Double-shell protein scaffold technology enables high-resolution structure determination of proteins smaller than 40 kDa using single particle cryo-EM

Researchers at Stanford University and SLAC have developed a double-shell protein scaffold system that enables structure determination of flexible proteins smaller than 40kDa at near atomic resolution using single particle cryogenic electron microscopy (cryo-EM). X-ray crystallography, NMR and more recently cryo-EM have made breakthroughs in solving high-resolution structures of macromolecules, however visualization of proteins smaller than 40 kDa at high resolution has proven difficult with the structural biology techniques available today. To break the resolution limit, researchers have invented a double shell protein scaffold which sandwiches the protein of interest with an interior and exterior protein shell via fusion.

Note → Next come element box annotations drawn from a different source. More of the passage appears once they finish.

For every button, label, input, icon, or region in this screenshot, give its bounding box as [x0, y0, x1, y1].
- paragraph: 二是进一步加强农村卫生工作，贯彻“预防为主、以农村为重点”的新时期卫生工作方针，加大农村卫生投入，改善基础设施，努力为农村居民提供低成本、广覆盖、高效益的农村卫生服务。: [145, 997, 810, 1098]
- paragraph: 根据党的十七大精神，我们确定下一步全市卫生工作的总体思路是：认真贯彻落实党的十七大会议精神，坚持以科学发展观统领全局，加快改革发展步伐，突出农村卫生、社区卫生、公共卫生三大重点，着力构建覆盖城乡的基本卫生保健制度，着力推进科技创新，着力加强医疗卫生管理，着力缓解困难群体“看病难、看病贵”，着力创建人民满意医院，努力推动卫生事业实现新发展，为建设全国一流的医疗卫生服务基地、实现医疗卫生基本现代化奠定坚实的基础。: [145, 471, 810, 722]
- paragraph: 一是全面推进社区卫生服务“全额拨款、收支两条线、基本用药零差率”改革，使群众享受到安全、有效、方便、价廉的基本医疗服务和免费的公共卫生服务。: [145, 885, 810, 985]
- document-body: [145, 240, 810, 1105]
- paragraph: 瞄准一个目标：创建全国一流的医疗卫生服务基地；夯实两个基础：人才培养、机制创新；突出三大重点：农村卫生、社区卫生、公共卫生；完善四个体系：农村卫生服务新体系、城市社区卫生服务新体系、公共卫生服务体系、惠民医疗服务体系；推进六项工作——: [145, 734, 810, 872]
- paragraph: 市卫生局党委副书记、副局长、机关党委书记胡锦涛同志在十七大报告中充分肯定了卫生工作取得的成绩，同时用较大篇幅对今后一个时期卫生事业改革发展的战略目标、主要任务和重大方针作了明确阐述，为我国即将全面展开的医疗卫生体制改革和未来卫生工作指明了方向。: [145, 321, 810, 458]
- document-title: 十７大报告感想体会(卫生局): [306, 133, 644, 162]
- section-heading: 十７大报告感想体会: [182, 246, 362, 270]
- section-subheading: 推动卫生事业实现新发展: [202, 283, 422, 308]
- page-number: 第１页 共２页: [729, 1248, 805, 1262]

This cage-like structure consists of an inner shell comprised of 24 copies of apoferritin, forming a rigid shell that can be readily identified in cryo-EM images. The outer shell, made of maltose-binding protein (MBP), is more flexible, allowing access for small molecule or peptide compounds to enter the interstitial space and bind the target of interest. This technique has proven successful in solving the structure of the 11kDa KIX domain of the CREB-binding protein (CBP) at 3-4 Å. End to end implementation of the double-shell technology can be commercialized, from designing the DNA plasmid, to expression and purification of the caged protein, to cryo-EM structure determination. Additionally, high-resolution structure determination of small flexible therapeutic protein targets can enable structure-based drug design not previously possible.